According to Ajibola Lawal of Kaicho Capital, “For the most part, it would appear that because Crypto transactions are shrouded in secrecy, the simple assumption would be that anyone can attempt to shift money around without being traced.” This is largely incorrect. The entire nature of cryptocurrencies is that they are completely transparent. And with increased visibility comes increased traceability. With cash, we lack that level of visibility.
“However, counterarguments can be made in instances when users employ privacy-enhancing technologies such as mixers or privacy-focused cryptocurrencies such as the Secret Network or Monero in an attempt to conceal their transactions from examination.
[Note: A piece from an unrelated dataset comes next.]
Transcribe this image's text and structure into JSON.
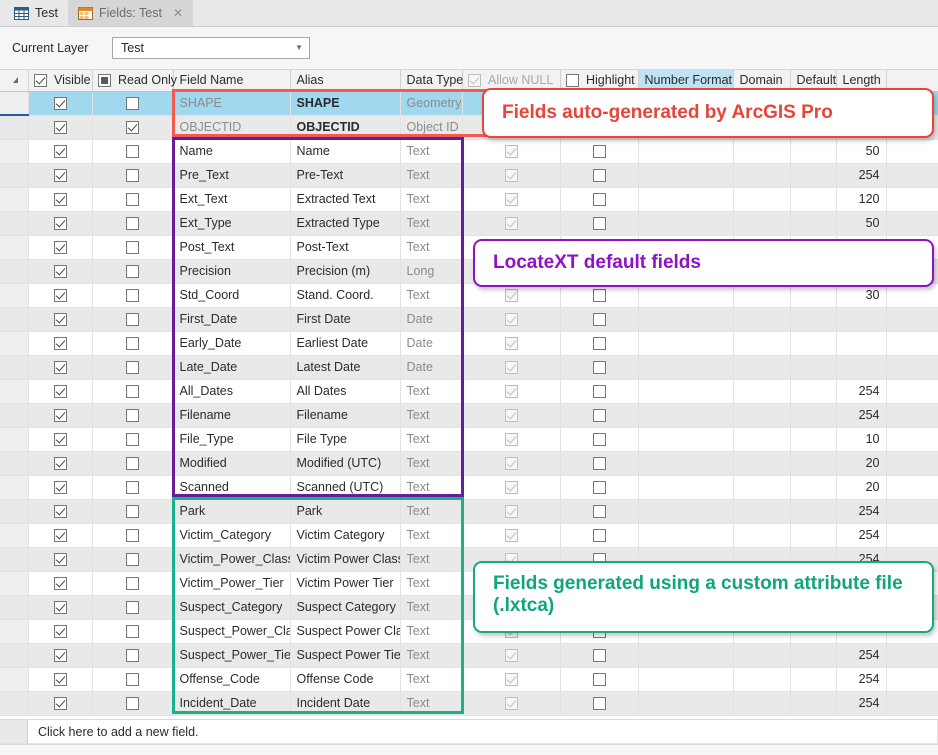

However, even these solutions occasionally experience scaling challenges and are out of reach for the majority of customers.
“To summarize, yes, cryptocurrencies are significantly more traceable than cash.”
The fact is that, while the volume of crypto-related ransomware attacks appears staggering, it pales in comparison to the usage of fiat money in comparable crimes. In 2020, criminal conduct accounted for just 0.34 percent of all cryptocurrency activity. By comparison, money laundering and illicit activity account for between 2% and 5% of global gross domestic product ($1.6 billion to $4 trillion) yearly.
Given the difficulty of tracing paper money, the anonymity it provides, and the ongoing enhancement of law enforcement powers, it seems evident that cryptocurrencies should be pushed for usage as a means of payment rather than currency.